07.03.2024. Die Äußerungen Judith Butlers über die Hamas stoßen auf Empörung: Sie spuckt auf Gräber, schreibt Jürgen Kaube in der FAZ. Trotz unterschiedlicher Ansichten zum Gazakrieg sind alle Kommentatoren der Meinung: Terror ist Terror, und Antisemitismus ist Antisemitismus. Atomwaffen sind kein Quatsch, sagt Joschka Fischer an die Adresse Olaf Scholz' in der Zeit. Wladimir Sorokin hofft in der NZZ, dass die Russen es irgendwann mal schaffen, zur Gesellschaft zu werden.
Efeu - Die Kulturrundschau vom 07.03.2024 finden Sie hier

Ideen

"Butler spuckt auf Gräber, über die sie vorschlägt, ein Seminar zu Wertungsgesichtspunkten bei Abschlachtungen abzuhalten", antwortet ein zorniger FAZ-Herausgeber Jürgen Kaube auf Judith Butlers Behauptung, die Pogrome der Hamas seien kein Terror und auch nicht antisemitisch gemeint. Vielmehr versteht sie den Blutkarneval als "Widerstand" (unser Resümee): "Die Eltern der toten Kinder und die Kinder der toten Großeltern werden ihr für diese Unterscheidung danken. Judith Butler will sie wie uns erkennbar für dumm verkaufen. Denn sie weiß ja, dass am 7. Oktober am Rande des Gazastreifens auch Nicht-Israelis massakriert worden sind. Sie weiß, dass unter den Toten Kleinkinder waren und Jugendliche, die mit dem Staat Israel zu identifizieren das Abstraktionsvermögen von Killern erfordert. Der Überfall auf sie war weder eine militärische Operation, noch galt sie staatlichen Zielen. Es ging um ein Blutbad in der Bevölkerung."

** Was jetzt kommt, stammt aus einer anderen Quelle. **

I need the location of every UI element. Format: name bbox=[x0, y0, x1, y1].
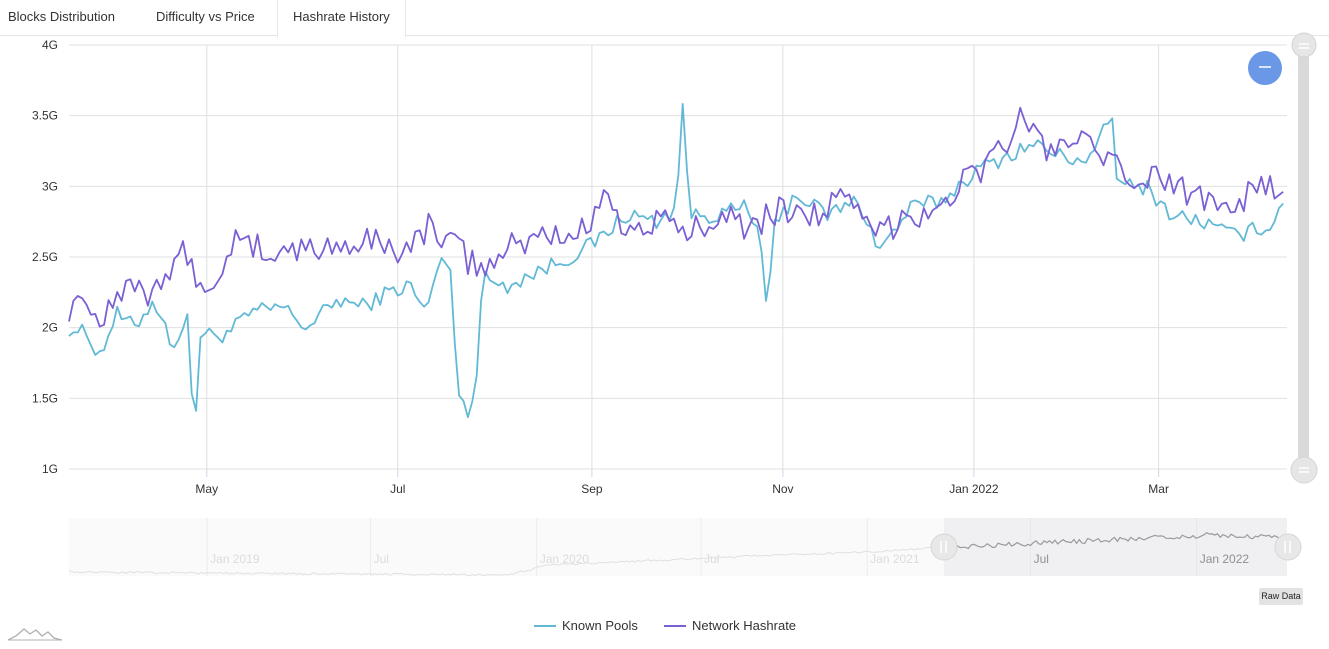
y-axis: 1G 1.5G 2G 2.5G 3G 3.5G 4G bbox=[32, 38, 58, 476]
x-tick-label: Nov bbox=[772, 482, 793, 496]
plot-area bbox=[68, 103, 1284, 419]
legend-label-known-pools: Known Pools bbox=[562, 618, 638, 633]
series-line-known-pools bbox=[68, 103, 1284, 419]
scroll-handle-icon[interactable] bbox=[1291, 32, 1317, 58]
navigator-selection[interactable] bbox=[944, 518, 1287, 576]
y-tick-label: 2G bbox=[42, 321, 58, 335]
x-tick-label: Mar bbox=[1148, 482, 1169, 496]
vertical-scrollbar[interactable] bbox=[1290, 32, 1318, 484]
x-tick-label: Jan 2022 bbox=[949, 482, 999, 496]
y-tick-label: 1.5G bbox=[32, 391, 58, 405]
tab-hashrate-history[interactable]: Hashrate History bbox=[277, 0, 406, 37]
tab-bar: Blocks Distribution Difficulty vs Price … bbox=[0, 0, 1329, 37]
navigator-background bbox=[69, 518, 1287, 576]
legend-item-known-pools[interactable]: Known Pools bbox=[534, 617, 638, 635]
navigator-handle-left[interactable] bbox=[930, 533, 958, 561]
zoom-out-button[interactable] bbox=[1248, 51, 1282, 85]
navigator-series-outside bbox=[68, 546, 936, 577]
navigator-tick-label: Jan 2020 bbox=[540, 552, 590, 566]
x-axis: May Jul Sep Nov Jan 2022 Mar bbox=[195, 469, 1169, 496]
legend-swatch-network-hashrate bbox=[664, 624, 686, 627]
navigator-x-axis: Jan 2019 Jul Jan 2020 Jul Jan 2021 Jul Jan 202… bbox=[206, 518, 1250, 576]
y-tick-label: 4G bbox=[42, 38, 58, 52]
x-tick-label: May bbox=[195, 482, 218, 496]
navigator-tick-label: Jul bbox=[1034, 552, 1049, 566]
navigator-tick-label: Jul bbox=[704, 552, 719, 566]
sparkline-logo-icon bbox=[7, 628, 63, 641]
navigator-tick-label: Jul bbox=[374, 552, 389, 566]
x-tick-label: Sep bbox=[581, 482, 603, 496]
legend: Known Pools Network Hashrate bbox=[0, 617, 1329, 637]
grid-lines bbox=[69, 44, 1287, 470]
x-tick-label: Jul bbox=[390, 482, 405, 496]
y-tick-label: 1G bbox=[42, 462, 58, 476]
raw-data-button[interactable]: Raw Data bbox=[1259, 588, 1303, 605]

Ähnlich sieht es Jan Feddersen in der taz. Butlers Verklärungen der Hamas seien zwar nichts Neues. Markant sei aber unter anderem folgender Umstand: "Dass Butler sich explizit auch politisch argumentierend versteht und dabei (empirisch blind) verkennt, dass der 7. Oktober kein Hamas-Angriff auf israelische Militärs war, sondern ein Schlachten und Morden an Wehrlosen (sehr oft: Teilen der israelischen Friedensbewegung). Die Hamas-Marodeure zeigten sich nicht in Gefolgschaft Mandelas und Gandhis, sondern in der Tradition der SS in Osteuropa."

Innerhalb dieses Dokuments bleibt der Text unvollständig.